Consider for each color $$$m$$$, it's contribution to the result. Suppose that it has a final occurrence at index $$$i$$$ (1-based). Then it contributes $$$i$$$ to the sum. This can happen in $$${i-1 \choose C_m-1}C_m!(N-C_m)!$$$ ways. So a formula which gives the final answer is

$$$ \sum\limits_{1\leq m\leq M}\sum\limits_{C_m\leq i\leq N}i\cdot{i-1 \choose C_m-1}C_m!(N-C_m)! $$$

Which simplifies to

$$$ \sum\limits_{1\leq m\leq M}C_m(N-C_m)!\sum\limits_{C_m\leq i\leq N}\frac{i!}{(i-C_m)!} $$$

Now we use the following formula to evaluate the last part of the above expression: (see here)

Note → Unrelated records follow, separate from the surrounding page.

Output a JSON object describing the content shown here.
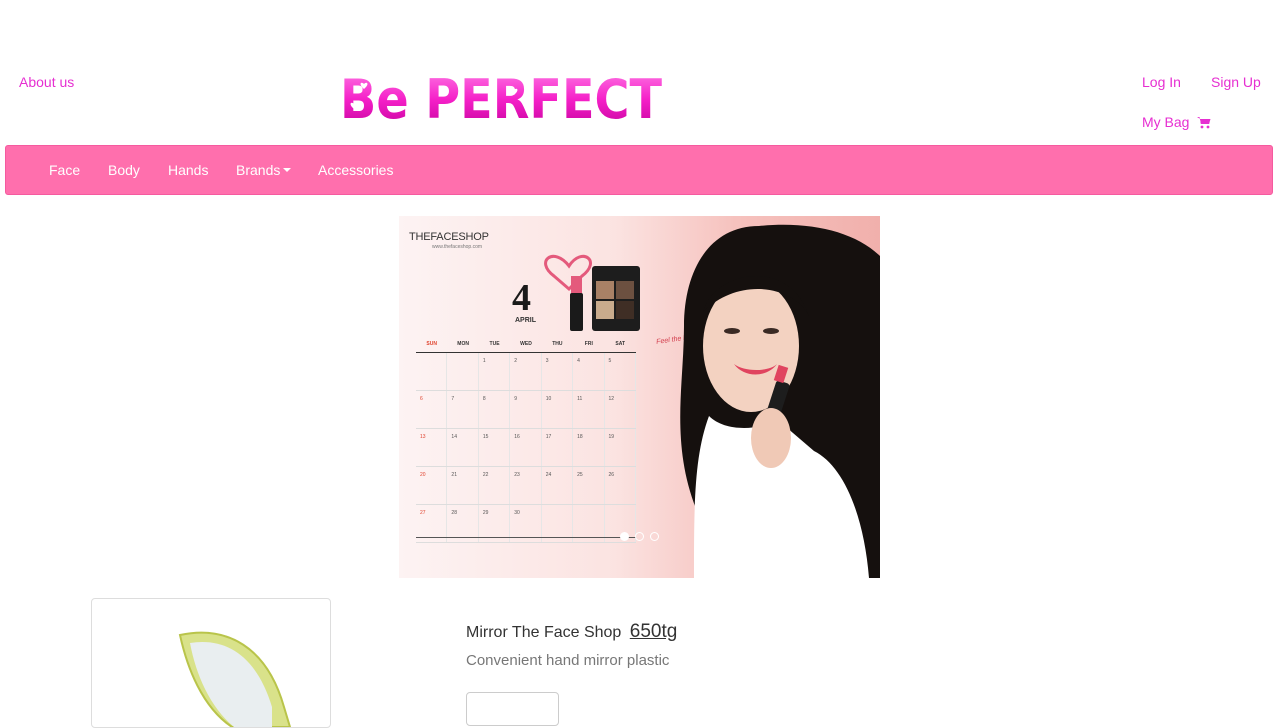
{
  "header": {
    "about_us": "About us",
    "logo_text": "Be PERFECT",
    "login": "Log In",
    "signup": "Sign Up",
    "my_bag": "My Bag"
  },
  "nav": {
    "items": [
      "Face",
      "Body",
      "Hands",
      "Brands",
      "Accessories"
    ]
  },
  "carousel": {
    "brand": "THEFACESHOP",
    "brand_url": "www.thefaceshop.com",
    "day": "4",
    "month": "APRIL",
    "weekdays": [
      "SUN",
      "MON",
      "TUE",
      "WED",
      "THU",
      "FRI",
      "SAT"
    ],
    "weeks": [
      [
        "",
        "",
        "1",
        "2",
        "3",
        "4",
        "5"
      ],
      [
        "6",
        "7",
        "8",
        "9",
        "10",
        "11",
        "12"
      ],
      [
        "13",
        "14",
        "15",
        "16",
        "17",
        "18",
        "19"
      ],
      [
        "20",
        "21",
        "22",
        "23",
        "24",
        "25",
        "26"
      ],
      [
        "27",
        "28",
        "29",
        "30",
        "",
        "",
        ""
      ]
    ],
    "handwriting": "Feel the bright beauty!",
    "slides": 3,
    "active_slide": 1
  },
  "product": {
    "title": "Mirror The Face Shop",
    "price": "650tg",
    "description": "Convenient hand mirror plastic"
  },
  "colors": {
    "accent": "#ff6fad",
    "link": "#e62fd1",
    "logo": "#f520c8"
  }
}
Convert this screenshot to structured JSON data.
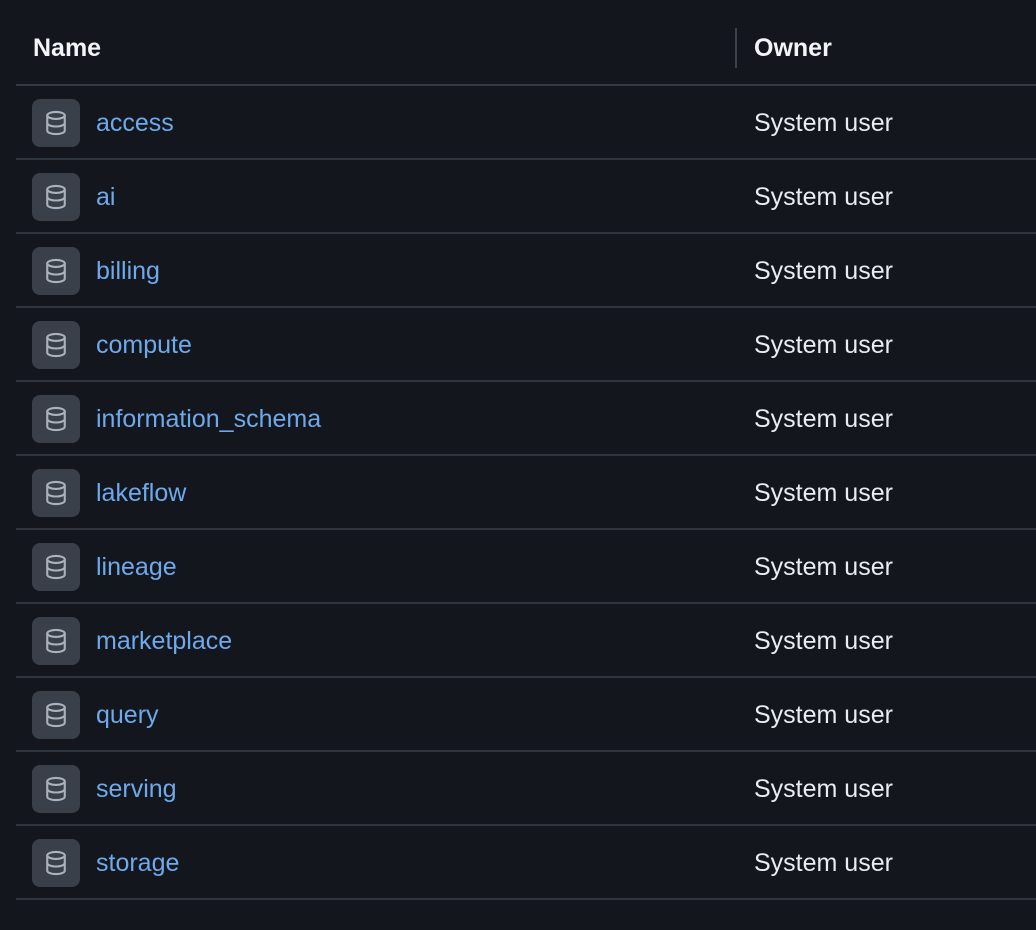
{
  "table": {
    "columns": {
      "name": "Name",
      "owner": "Owner"
    },
    "row_icon": "database-icon",
    "rows": [
      {
        "name": "access",
        "owner": "System user"
      },
      {
        "name": "ai",
        "owner": "System user"
      },
      {
        "name": "billing",
        "owner": "System user"
      },
      {
        "name": "compute",
        "owner": "System user"
      },
      {
        "name": "information_schema",
        "owner": "System user"
      },
      {
        "name": "lakeflow",
        "owner": "System user"
      },
      {
        "name": "lineage",
        "owner": "System user"
      },
      {
        "name": "marketplace",
        "owner": "System user"
      },
      {
        "name": "query",
        "owner": "System user"
      },
      {
        "name": "serving",
        "owner": "System user"
      },
      {
        "name": "storage",
        "owner": "System user"
      }
    ]
  },
  "colors": {
    "background": "#13171d",
    "link": "#6fa9eb",
    "icon_bg": "#3a4049"
  }
}
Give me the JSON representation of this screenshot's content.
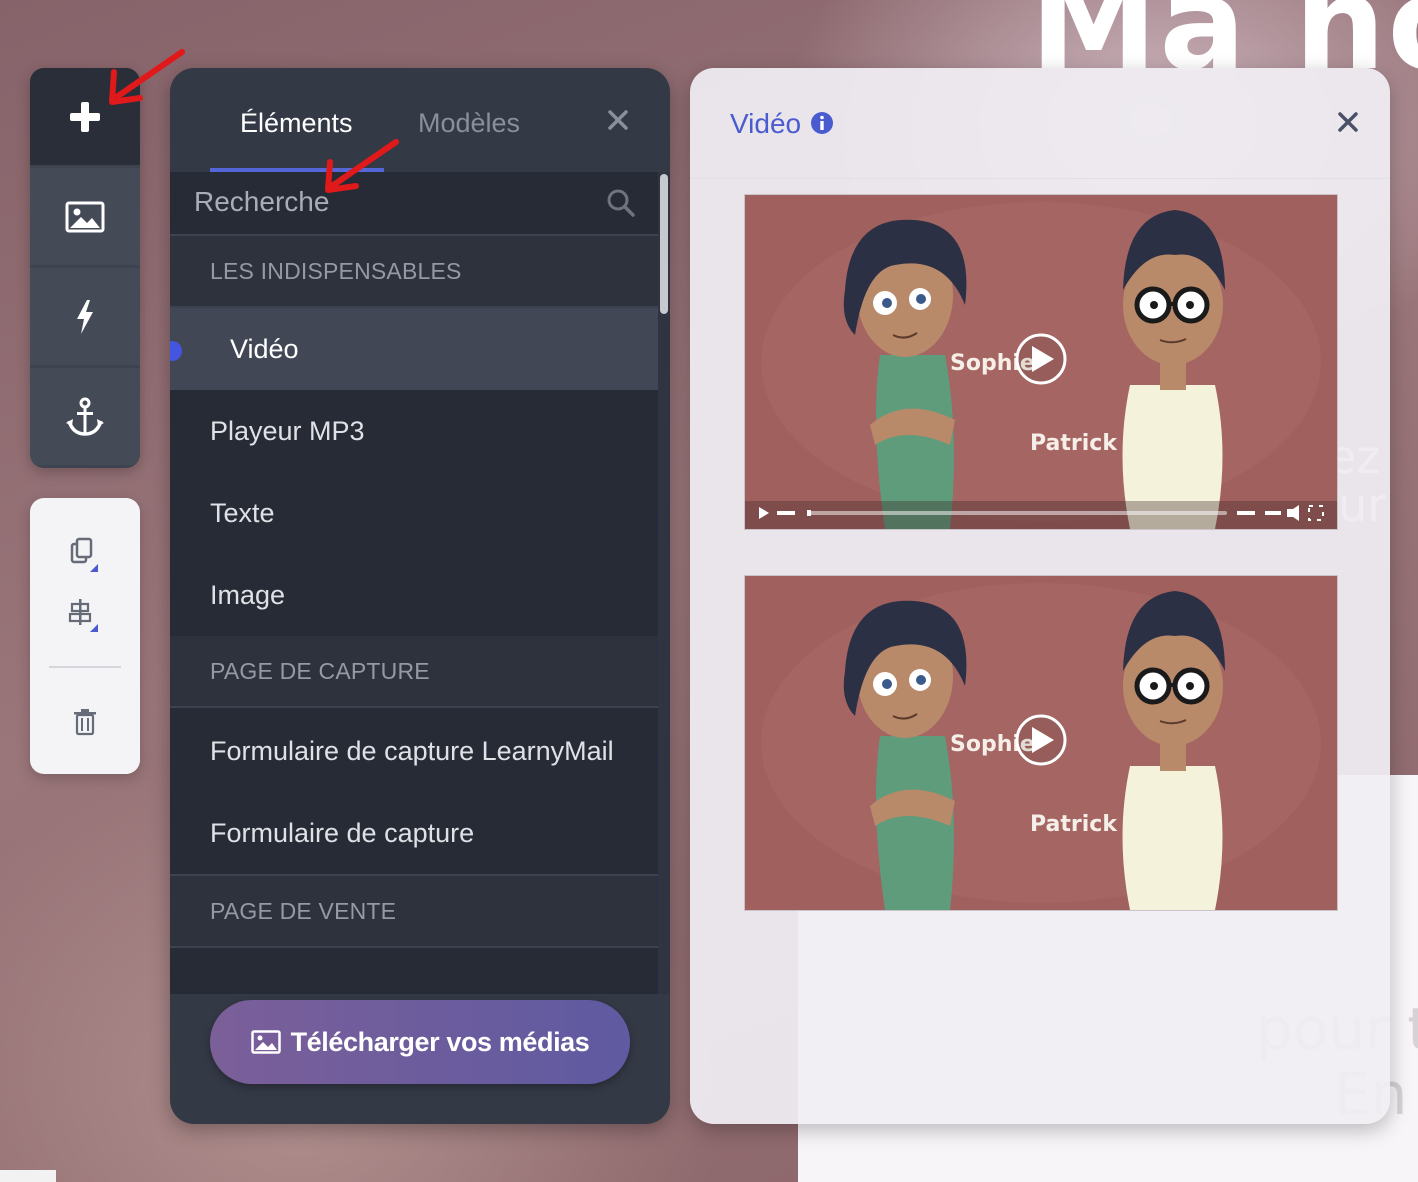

$$$ \sum\limits_{1\leq i \leq n}\frac{(i+k-1)!}{(i-1)!} = \frac{(n+k)!}{(n-1)!(k+1)} $$$

Applying the formula, we get a really nice simplification:

$$$ \sum\limits_{1\leq m\leq M}C_m(N-C_m)!\frac{(N+1)!}{(N-C_m)!(C_m+1)} = (N+1)!\sum\limits_{1\leq m\leq M}\frac{C_m}{C_m+1} $$$

So we can solve this in $$$O(N+M)$$$ without precomputing any factorials, inverse factorials, etc.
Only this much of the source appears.